Protocolada no dia 21 de janeiro, a PEC reúne assinaturas de deputados de diferentes legendas e trata das perdas salariais acumuladas entre 2017 e 2022. Nesse período, os servidores estaduais receberam reajustes abaixo da inflação oficial e, em alguns anos, não tiveram qualquer recomposição salarial.
O texto aponta que o passivo corresponde à diferença entre os índices do IPCA e os percentuais efetivamente pagos pelo Estado, resultando em perdas estimadas entre 18% e 19%. A proposta destaca que não se trata de concessão de aumento salarial, mas do reconhecimento de uma dívida gerada pela não reposição integral da inflação ao longo dos anos.
A emenda propõe a inclusão de um novo dispositivo no Ato das Disposições Constitucionais Transitórias (ADCT) da Constituição Estadual, formalizando a existência dos chamados “resíduos da RGA”. Estudos técnicos anexados à justificativa indicam que as perdas foram progressivas, agravadas pela ausência de reajustes em determinados exercícios.
A PEC também estabelece que o pagamento da dívida não ocorrerá de forma imediata.
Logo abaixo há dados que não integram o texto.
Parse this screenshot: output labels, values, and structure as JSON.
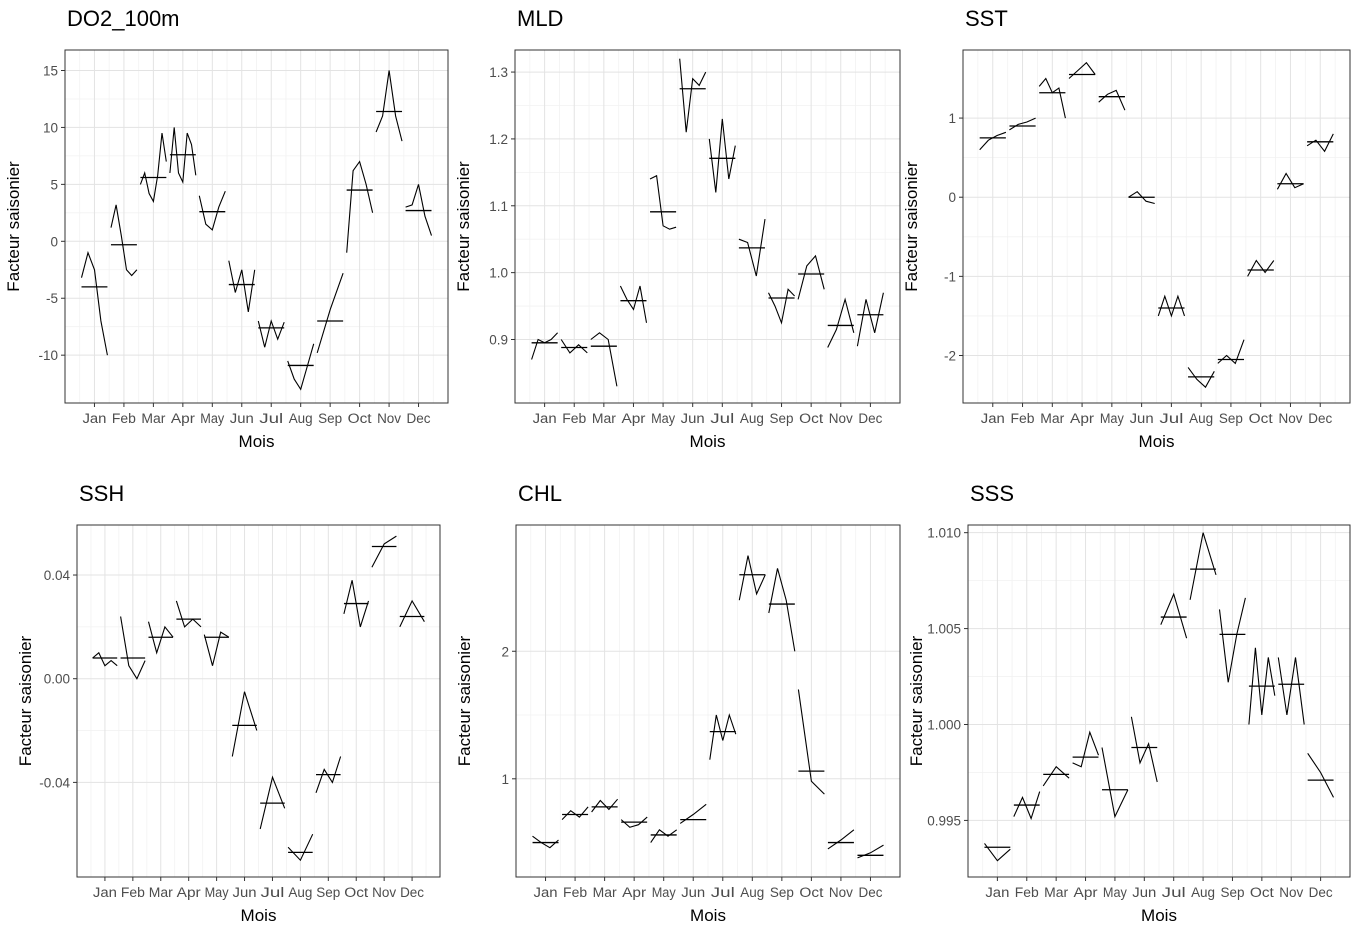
{
  "chart_data": [
    {
      "type": "line",
      "title": "DO2_100m",
      "xlabel": "Mois",
      "ylabel": "Facteur saisonier",
      "categories": [
        "Jan",
        "Feb",
        "Mar",
        "Apr",
        "May",
        "Jun",
        "Jul",
        "Aug",
        "Sep",
        "Oct",
        "Nov",
        "Dec"
      ],
      "ylim": [
        -14.2,
        16.8
      ],
      "yticks": [
        15,
        10,
        5,
        0,
        -5,
        -10
      ],
      "ytick_labels": [
        "15",
        "10",
        "5",
        "0",
        "-5",
        "-10"
      ],
      "means": [
        -4,
        -0.3,
        5.6,
        7.6,
        2.6,
        -3.8,
        -7.6,
        -10.9,
        -7,
        4.5,
        11.4,
        2.7
      ],
      "sub_series": [
        [
          -3.2,
          -1,
          -2.5,
          -7,
          -10
        ],
        [
          1.2,
          3.2,
          0.5,
          -2.5,
          -3,
          -2.5
        ],
        [
          5,
          6,
          4.2,
          3.5,
          5.8,
          9.5,
          7
        ],
        [
          6,
          10,
          6,
          5.2,
          9.5,
          8.5,
          5.8
        ],
        [
          4,
          1.5,
          1,
          3,
          4.4
        ],
        [
          -1.7,
          -4.5,
          -2.5,
          -6.2,
          -2.5
        ],
        [
          -7,
          -9.3,
          -7,
          -8.6,
          -7.1
        ],
        [
          -10.5,
          -12.1,
          -13,
          -11,
          -9
        ],
        [
          -9.8,
          -6,
          -2.8
        ],
        [
          -1,
          6.2,
          7,
          5,
          2.5
        ],
        [
          9.6,
          11,
          15,
          11,
          8.8
        ],
        [
          3,
          3.2,
          5,
          2.2,
          0.5
        ]
      ]
    },
    {
      "type": "line",
      "title": "MLD",
      "xlabel": "Mois",
      "ylabel": "Facteur saisonier",
      "categories": [
        "Jan",
        "Feb",
        "Mar",
        "Apr",
        "May",
        "Jun",
        "Jul",
        "Aug",
        "Sep",
        "Oct",
        "Nov",
        "Dec"
      ],
      "ylim": [
        0.805,
        1.333
      ],
      "yticks": [
        1.3,
        1.2,
        1.1,
        1.0,
        0.9
      ],
      "ytick_labels": [
        "1.3",
        "1.2",
        "1.1",
        "1.0",
        "0.9"
      ],
      "means": [
        0.895,
        0.888,
        0.89,
        0.958,
        1.091,
        1.275,
        1.171,
        1.037,
        0.962,
        0.998,
        0.921,
        0.937
      ],
      "sub_series": [
        [
          0.87,
          0.9,
          0.895,
          0.9,
          0.91
        ],
        [
          0.9,
          0.88,
          0.892,
          0.88
        ],
        [
          0.9,
          0.91,
          0.9,
          0.83
        ],
        [
          0.98,
          0.96,
          0.945,
          0.98,
          0.925
        ],
        [
          1.14,
          1.145,
          1.07,
          1.065,
          1.068
        ],
        [
          1.32,
          1.21,
          1.29,
          1.28,
          1.3
        ],
        [
          1.2,
          1.12,
          1.23,
          1.14,
          1.19
        ],
        [
          1.05,
          1.045,
          0.995,
          1.08
        ],
        [
          0.97,
          0.95,
          0.925,
          0.975,
          0.965
        ],
        [
          0.96,
          1.01,
          1.025,
          0.975
        ],
        [
          0.888,
          0.915,
          0.96,
          0.91
        ],
        [
          0.89,
          0.96,
          0.91,
          0.97
        ]
      ]
    },
    {
      "type": "line",
      "title": "SST",
      "xlabel": "Mois",
      "ylabel": "Facteur saisonier",
      "categories": [
        "Jan",
        "Feb",
        "Mar",
        "Apr",
        "May",
        "Jun",
        "Jul",
        "Aug",
        "Sep",
        "Oct",
        "Nov",
        "Dec"
      ],
      "ylim": [
        -2.6,
        1.86
      ],
      "yticks": [
        1,
        0,
        -1,
        -2
      ],
      "ytick_labels": [
        "1",
        "0",
        "-1",
        "-2"
      ],
      "means": [
        0.75,
        0.9,
        1.32,
        1.55,
        1.27,
        0,
        -1.4,
        -2.27,
        -2.05,
        -0.92,
        0.17,
        0.7
      ],
      "sub_series": [
        [
          0.6,
          0.72,
          0.78,
          0.82
        ],
        [
          0.85,
          0.92,
          0.95,
          1.0
        ],
        [
          1.4,
          1.5,
          1.32,
          1.38,
          1.0
        ],
        [
          1.5,
          1.6,
          1.7,
          1.55
        ],
        [
          1.2,
          1.3,
          1.35,
          1.1
        ],
        [
          0.0,
          0.07,
          -0.05,
          -0.08
        ],
        [
          -1.5,
          -1.25,
          -1.5,
          -1.25,
          -1.5
        ],
        [
          -2.15,
          -2.3,
          -2.4,
          -2.2
        ],
        [
          -2.1,
          -2.0,
          -2.1,
          -1.8
        ],
        [
          -1.0,
          -0.8,
          -0.95,
          -0.8
        ],
        [
          0.1,
          0.3,
          0.12,
          0.17
        ],
        [
          0.65,
          0.72,
          0.58,
          0.8
        ]
      ]
    },
    {
      "type": "line",
      "title": "SSH",
      "xlabel": "Mois",
      "ylabel": "Facteur saisonier",
      "categories": [
        "Jan",
        "Feb",
        "Mar",
        "Apr",
        "May",
        "Jun",
        "Jul",
        "Aug",
        "Sep",
        "Oct",
        "Nov",
        "Dec"
      ],
      "ylim": [
        -0.0765,
        0.0593
      ],
      "yticks": [
        0.04,
        0.0,
        -0.04
      ],
      "ytick_labels": [
        "0.04",
        "0.00",
        "-0.04"
      ],
      "means": [
        0.008,
        0.008,
        0.016,
        0.023,
        0.016,
        -0.018,
        -0.048,
        -0.067,
        -0.037,
        0.029,
        0.051,
        0.024
      ],
      "sub_series": [
        [
          0.008,
          0.01,
          0.005,
          0.007,
          0.005
        ],
        [
          0.024,
          0.005,
          0.0,
          0.007
        ],
        [
          0.022,
          0.01,
          0.02,
          0.016
        ],
        [
          0.03,
          0.02,
          0.023,
          0.02
        ],
        [
          0.017,
          0.005,
          0.018,
          0.016
        ],
        [
          -0.03,
          -0.005,
          -0.02
        ],
        [
          -0.058,
          -0.038,
          -0.05
        ],
        [
          -0.065,
          -0.07,
          -0.06
        ],
        [
          -0.044,
          -0.035,
          -0.04,
          -0.03
        ],
        [
          0.025,
          0.038,
          0.02,
          0.03
        ],
        [
          0.043,
          0.052,
          0.055
        ],
        [
          0.02,
          0.03,
          0.022
        ]
      ]
    },
    {
      "type": "line",
      "title": "CHL",
      "xlabel": "Mois",
      "ylabel": "Facteur saisonier",
      "categories": [
        "Jan",
        "Feb",
        "Mar",
        "Apr",
        "May",
        "Jun",
        "Jul",
        "Aug",
        "Sep",
        "Oct",
        "Nov",
        "Dec"
      ],
      "ylim": [
        0.23,
        2.99
      ],
      "yticks": [
        2,
        1
      ],
      "ytick_labels": [
        "2",
        "1"
      ],
      "means": [
        0.5,
        0.72,
        0.78,
        0.66,
        0.56,
        0.68,
        1.37,
        2.6,
        2.37,
        1.06,
        0.5,
        0.4
      ],
      "sub_series": [
        [
          0.55,
          0.5,
          0.46,
          0.52
        ],
        [
          0.68,
          0.75,
          0.7,
          0.78
        ],
        [
          0.74,
          0.83,
          0.76,
          0.84
        ],
        [
          0.68,
          0.62,
          0.64,
          0.7
        ],
        [
          0.5,
          0.6,
          0.55,
          0.6
        ],
        [
          0.65,
          0.72,
          0.8
        ],
        [
          1.15,
          1.5,
          1.3,
          1.5,
          1.35
        ],
        [
          2.4,
          2.75,
          2.45,
          2.6
        ],
        [
          2.3,
          2.65,
          2.4,
          2.0
        ],
        [
          1.7,
          0.98,
          0.88
        ],
        [
          0.45,
          0.52,
          0.6
        ],
        [
          0.38,
          0.42,
          0.48
        ]
      ]
    },
    {
      "type": "line",
      "title": "SSS",
      "xlabel": "Mois",
      "ylabel": "Facteur saisonier",
      "categories": [
        "Jan",
        "Feb",
        "Mar",
        "Apr",
        "May",
        "Jun",
        "Jul",
        "Aug",
        "Sep",
        "Oct",
        "Nov",
        "Dec"
      ],
      "ylim": [
        0.99205,
        1.0104
      ],
      "yticks": [
        1.01,
        1.005,
        1.0,
        0.995
      ],
      "ytick_labels": [
        "1.010",
        "1.005",
        "1.000",
        "0.995"
      ],
      "means": [
        0.9936,
        0.9958,
        0.9974,
        0.9983,
        0.9966,
        0.9988,
        1.0056,
        1.0081,
        1.0047,
        1.002,
        1.0021,
        0.9971
      ],
      "sub_series": [
        [
          0.9938,
          0.9929,
          0.9935
        ],
        [
          0.9952,
          0.9962,
          0.9951,
          0.9965
        ],
        [
          0.9968,
          0.9978,
          0.9972
        ],
        [
          0.998,
          0.9978,
          0.9996,
          0.9984
        ],
        [
          0.9988,
          0.9952,
          0.9966
        ],
        [
          1.0004,
          0.998,
          0.999,
          0.997
        ],
        [
          1.0052,
          1.0068,
          1.0045
        ],
        [
          1.0065,
          1.01,
          1.0078
        ],
        [
          1.006,
          1.0022,
          1.0047,
          1.0066
        ],
        [
          1.0,
          1.004,
          1.0005,
          1.0035,
          1.0015
        ],
        [
          1.0035,
          1.0005,
          1.0035,
          1.0
        ],
        [
          0.9985,
          0.9975,
          0.9962
        ]
      ]
    }
  ]
}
A quitação dependerá de uma lei complementar futura, que deverá definir prazos e condições, respeitando a capacidade financeira do Estado e os limites impostos pela Lei de Responsabilidade Fiscal (LRF). O texto ainda separa claramente o passivo acumulado da RGA dos reajustes anuais futuros, evitando interpretações equivocadas.
A discussão ocorre em um momento de forte mobilização dos servidores públicos. Recentemente, o Governo do Estado encaminhou à Assembleia um projeto de lei elevando a RGA de 4,26% para 5,4%, percentual aprovado por unanimidade pelos deputados e já aplicado na folha salarial de janeiro. A medida teve impacto estimado de R$ 300 milhões e foi resultado de negociação entre os Poderes.
Para parlamentares, a PEC busca dar segurança jurídica tanto ao Estado quanto aos servidores, ao reconhecer formalmente a dívida e criar um caminho institucional para sua negociação. A expectativa é que a constitucionalização do passivo reduza a judicialização do tema e permita maior previsibilidade orçamentária.
Antes de ir ao plenário, a proposta ainda será analisada pelas comissões permanentes da Assembleia. Por se tratar de emenda constitucional, precisará ser aprovada em dois turnos, com apoio mínimo de dois terços dos deputados. Após isso, será promulgada, sem possibilidade de veto por parte do Executivo.